Several far-right parties have also proposed specific policy initiatives to attract younger voters: Le Pen’s 2022 manifesto promised to scrap taxes for the under-30s, provide financial assistance to student workers and boost student housing.

Jacob Davey, the head of policy and research at the Institute for Strategic Dialogue thinktank, identified the influence of a far- and ultra-right youth counterculture, typified by the far-right pan-European Generation Identity group, as an additional factor.

Even if “economic grievances, insecurities around housing, jobs, futures” may account for much of the youth vote, he said, “we’re seeing the growth to fruition of a concerted far- and extreme-right effort to reach and radicalise young people”.

And finally, said De Vries, there was “simply, normalisation.
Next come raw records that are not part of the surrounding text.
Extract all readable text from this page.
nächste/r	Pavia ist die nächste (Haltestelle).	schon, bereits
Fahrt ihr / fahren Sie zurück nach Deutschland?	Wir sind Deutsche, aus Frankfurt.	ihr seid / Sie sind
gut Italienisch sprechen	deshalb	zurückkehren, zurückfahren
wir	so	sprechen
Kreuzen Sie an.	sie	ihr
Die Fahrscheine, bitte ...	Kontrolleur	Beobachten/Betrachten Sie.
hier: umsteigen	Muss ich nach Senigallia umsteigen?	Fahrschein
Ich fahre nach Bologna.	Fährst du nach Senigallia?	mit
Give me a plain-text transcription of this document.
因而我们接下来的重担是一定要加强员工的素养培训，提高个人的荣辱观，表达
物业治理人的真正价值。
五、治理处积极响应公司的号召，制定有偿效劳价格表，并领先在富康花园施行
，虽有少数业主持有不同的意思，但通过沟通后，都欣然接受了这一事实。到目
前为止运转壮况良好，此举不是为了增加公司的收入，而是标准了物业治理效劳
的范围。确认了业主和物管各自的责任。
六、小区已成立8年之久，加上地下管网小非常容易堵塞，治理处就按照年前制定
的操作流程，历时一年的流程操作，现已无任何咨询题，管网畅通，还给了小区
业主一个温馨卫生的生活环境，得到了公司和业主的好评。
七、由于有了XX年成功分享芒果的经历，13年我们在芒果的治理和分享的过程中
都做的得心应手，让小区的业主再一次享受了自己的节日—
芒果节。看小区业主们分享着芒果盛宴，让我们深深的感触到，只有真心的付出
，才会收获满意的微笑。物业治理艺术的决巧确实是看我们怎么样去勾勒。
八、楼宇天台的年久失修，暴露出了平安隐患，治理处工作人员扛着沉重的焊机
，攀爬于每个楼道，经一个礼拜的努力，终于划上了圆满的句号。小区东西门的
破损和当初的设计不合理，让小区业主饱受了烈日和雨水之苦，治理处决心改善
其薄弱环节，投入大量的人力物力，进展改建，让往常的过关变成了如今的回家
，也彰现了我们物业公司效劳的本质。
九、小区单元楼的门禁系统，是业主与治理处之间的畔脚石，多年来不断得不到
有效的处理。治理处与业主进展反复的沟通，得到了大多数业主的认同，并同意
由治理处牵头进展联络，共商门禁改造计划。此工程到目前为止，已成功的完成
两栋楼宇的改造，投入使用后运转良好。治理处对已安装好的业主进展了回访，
For many of these young voters, far-right parties have been part of the political landscape their whole lives. They’ve grown up with them. There’s not the stigmatisation there once was.”

In Amsterdam, Conny, 22, smoking a cigarette outside a grocery store in the working-class Noord neighbourhood, the only district in the city where the PVV finished first, made the same point.

“It is the first time I voted,” she said. “My whole family voted PVV, and we were excited [Wilders] won.” Life was becoming more expensive in Amsterdam, she said, but the outgoing government did not seem to care.

“My mother’s a nurse, and healthcare is not coping. Wilders campaigned on investing in healthcare and old people’s homes. When it comes to migration, people from a war country deserve a better life here but it shouldn’t be at the expense of Dutch people.”